An S Corporation has only one class of stock. It is possible however, to have one class of stock with different voting rights, for example, voting and nonvoting common stock. An S Corporation has a continuing obligation to meet these conditions. Otherwise, the S election is terminated and the corporation is taxed as a C Corporation.
Fringe benefits (medical insurance, medical reimbursement plans, disability income plans, group term life insurance) paid to stockholders owning more than two percent of company stock cannot be deducted by the corporation. Health insurance premiums can be deducted by the owner-employee in the same way that self-employed individuals can deduct these expenses.
This article is for information only.
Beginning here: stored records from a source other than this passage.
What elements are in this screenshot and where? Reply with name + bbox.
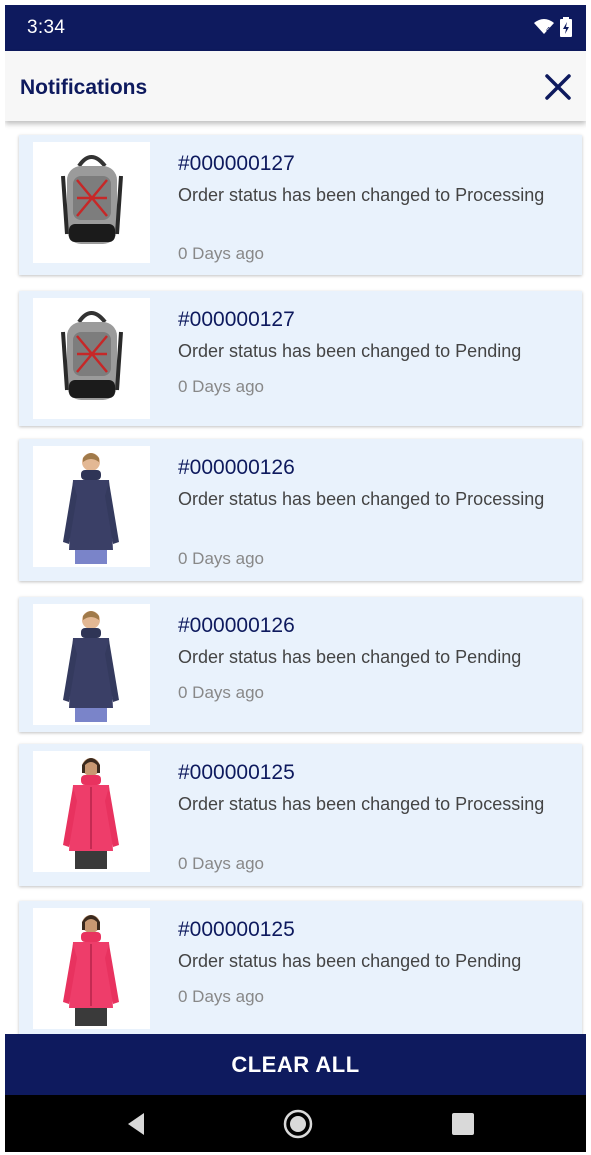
notification-age: 0 Days ago <box>178 377 264 396</box>
home-button[interactable] <box>283 1109 313 1139</box>
order-number: #000000126 <box>178 456 295 479</box>
notification-message: Order status has been changed to Process… <box>178 185 545 205</box>
notification-card[interactable]: #000000126 Order status has been changed… <box>19 597 582 732</box>
notification-card[interactable]: #000000127 Order status has been changed… <box>19 291 582 426</box>
product-image <box>33 604 150 725</box>
notification-age: 0 Days ago <box>178 987 264 1006</box>
page-title: Notifications <box>20 76 148 99</box>
order-number: #000000125 <box>178 761 295 784</box>
order-number: #000000127 <box>178 152 295 175</box>
product-image <box>33 908 150 1029</box>
notification-message: Order status has been changed to Pending <box>178 647 522 667</box>
notification-message: Order status has been changed to Process… <box>178 489 545 509</box>
battery-icon <box>560 17 572 37</box>
order-number: #000000126 <box>178 614 295 637</box>
product-image <box>33 751 150 872</box>
notification-age: 0 Days ago <box>178 549 264 568</box>
wifi-icon: 4 <box>534 19 554 34</box>
jacket-icon <box>63 611 119 722</box>
notification-age: 0 Days ago <box>178 244 264 263</box>
clear-all-button[interactable]: CLEAR ALL <box>5 1034 586 1095</box>
notification-list[interactable]: #000000127 Order status has been changed… <box>5 121 586 1034</box>
jacket-icon <box>63 453 119 564</box>
jacket-icon <box>63 915 119 1026</box>
jacket-icon <box>63 758 119 869</box>
backpack-icon <box>61 311 123 400</box>
status-icons: 4 <box>534 17 572 37</box>
app-bar: Notifications <box>5 51 586 121</box>
notification-message: Order status has been changed to Pending <box>178 341 522 361</box>
back-button[interactable] <box>122 1109 152 1139</box>
recents-icon <box>452 1113 474 1135</box>
close-icon <box>545 74 571 100</box>
notification-age: 0 Days ago <box>178 683 264 702</box>
order-number: #000000125 <box>178 918 295 941</box>
notification-card[interactable]: #000000125 Order status has been changed… <box>19 744 582 886</box>
clear-all-label: CLEAR ALL <box>231 1051 360 1077</box>
svg-text:4: 4 <box>546 26 551 34</box>
backpack-icon <box>61 155 123 244</box>
notification-card[interactable]: #000000125 Order status has been changed… <box>19 901 582 1034</box>
app-screen: 3:34 4 Notifications #000000127 Order st… <box>5 5 586 1152</box>
notification-card[interactable]: #000000127 Order status has been changed… <box>19 135 582 275</box>
order-number: #000000127 <box>178 308 295 331</box>
status-bar: 3:34 4 <box>5 5 586 51</box>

Please discuss your particular situation with a qualified attorney and your tax advisor.
Dissolving a Corporation.
It is actually quite easy to dissolve a corporation once it is no longer needed.
1: Liquidate assets and pay off debts
You will want to sell the assets of the corporation. Please note that there are tax consequences to selling off the assets of the corporation. Make sure you review potential sales with your tax adviser before proceeding. For example, suppose you sell a laptop computer to an employee. In that instance, you will have to calculate the difference between the computer’s fair market value and its book value. Any difference between fair market value and book value is reported as a gain or loss on the corporation’s tax returns.
These tax laws can be tricky, so make sure you speak to your tax advisor.
The proceeds are then used to pay off company debts.
2: Distribute any remaining assets to shareholders
Any assets you have left over can be distributed to shareholders or donated to charity.
At this point, the corporation should have no assets and no debts.
3: File articles of dissolution
Prepare and file Articles of Dissolution with the state of incorporation to inform the state that the corporation has gone out of business.
4: File final tax returns
File the final corporation tax return with the IRS.
IRS CIRCULAR 230 DISCLOSURE: To ensure compliance with requirements imposed by the IRS, we inform you that any U.S. tax advice contained in this communication (including any attachments) is not intended or written to be used, and cannot be used, for the purpose of (i) avoiding penalties under the Internal Revenue Code or (ii) promoting, marketing or recommending to another party any transaction or matter addressed herein.
This article is intended to provide general information about business entity selection and should not be relied upon as a substitute for legal advice from a qualified attorney or tax accountant.